Au-delà de simple « système productif local » ou « cluster », la concentration territoriale d’entreprises culturelles produit une ambiance propice à l’innovation (Voyé, 2001). Si ces théories remettent en cause des prédictions de l’a-territorialisation de l’activité, elles s’inscrivent en revanche pleinement en continuité des travaux de sociologie urbaine sur la modernité métropolitaine et les mentalités et modes de vie citadins. Que la grande ville permette l’émancipation et les modes de vie non traditionnels n’est pas une nouveauté. Weber, Wirth et surtout Simmel avaient déjà développé cette idée au début du XXème siècle. Que cette émancipation et l’anticonformisme deviennent les ferments de l’innovation technologique et du développement économique, cela constitue une rupture par rapport au capitalisme bourgeois traditionnel.
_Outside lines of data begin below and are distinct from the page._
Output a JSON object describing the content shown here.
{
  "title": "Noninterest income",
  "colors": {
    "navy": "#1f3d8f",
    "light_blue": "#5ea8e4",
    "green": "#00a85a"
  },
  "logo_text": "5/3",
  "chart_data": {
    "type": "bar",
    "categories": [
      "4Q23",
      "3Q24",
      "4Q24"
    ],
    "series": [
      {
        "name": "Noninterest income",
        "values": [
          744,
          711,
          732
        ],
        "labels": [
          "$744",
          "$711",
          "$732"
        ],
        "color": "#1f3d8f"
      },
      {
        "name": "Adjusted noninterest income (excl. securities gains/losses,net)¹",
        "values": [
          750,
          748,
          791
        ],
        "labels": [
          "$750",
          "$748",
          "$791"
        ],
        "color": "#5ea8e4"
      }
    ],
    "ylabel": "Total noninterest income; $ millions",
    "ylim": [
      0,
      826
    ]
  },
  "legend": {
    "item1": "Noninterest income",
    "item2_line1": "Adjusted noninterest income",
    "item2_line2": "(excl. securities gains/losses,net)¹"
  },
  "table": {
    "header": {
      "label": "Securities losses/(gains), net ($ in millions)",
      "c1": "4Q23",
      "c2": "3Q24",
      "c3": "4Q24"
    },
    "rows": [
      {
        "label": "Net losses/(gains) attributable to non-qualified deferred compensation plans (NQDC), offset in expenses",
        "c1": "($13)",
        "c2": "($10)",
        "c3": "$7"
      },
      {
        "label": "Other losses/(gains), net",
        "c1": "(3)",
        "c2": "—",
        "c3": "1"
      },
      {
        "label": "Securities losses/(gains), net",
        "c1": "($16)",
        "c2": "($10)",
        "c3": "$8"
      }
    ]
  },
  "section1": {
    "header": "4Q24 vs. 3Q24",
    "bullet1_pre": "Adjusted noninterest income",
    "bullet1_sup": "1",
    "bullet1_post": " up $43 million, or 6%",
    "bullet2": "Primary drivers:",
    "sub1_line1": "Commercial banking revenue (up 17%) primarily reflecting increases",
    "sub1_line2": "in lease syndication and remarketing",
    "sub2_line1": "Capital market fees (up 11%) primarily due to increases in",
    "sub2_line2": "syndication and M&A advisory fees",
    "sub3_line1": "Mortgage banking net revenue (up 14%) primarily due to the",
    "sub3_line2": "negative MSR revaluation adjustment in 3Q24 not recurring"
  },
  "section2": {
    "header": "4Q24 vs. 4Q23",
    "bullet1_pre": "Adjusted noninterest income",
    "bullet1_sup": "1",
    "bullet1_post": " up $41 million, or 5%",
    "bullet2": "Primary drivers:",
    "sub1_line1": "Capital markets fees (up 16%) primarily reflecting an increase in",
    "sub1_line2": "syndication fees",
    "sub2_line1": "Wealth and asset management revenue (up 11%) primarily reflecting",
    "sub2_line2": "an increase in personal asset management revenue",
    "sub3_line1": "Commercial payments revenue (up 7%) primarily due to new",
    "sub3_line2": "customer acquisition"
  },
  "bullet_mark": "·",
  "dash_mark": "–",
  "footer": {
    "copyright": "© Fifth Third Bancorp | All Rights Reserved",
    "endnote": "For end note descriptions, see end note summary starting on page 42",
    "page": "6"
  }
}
Cette thèse est soutenue par de nombreux auteurs (Landry, Bianchini, 1995; Verwijnen, Lehtovuori, 1999; Florida, 2002b; Lloyd, 2002; Florida, 2003) ; son interprétation par les acteurs urbains tend à généraliser l’usage de la production d’ambiances urbaines créatives comme outil de développement urbain (Voyé, 2001; Germain, 2004; Peck, 2005; Shearmur, 2005). Dans ce cadre, la promotion des cultures off parait être une dimension possible de telles stratégies.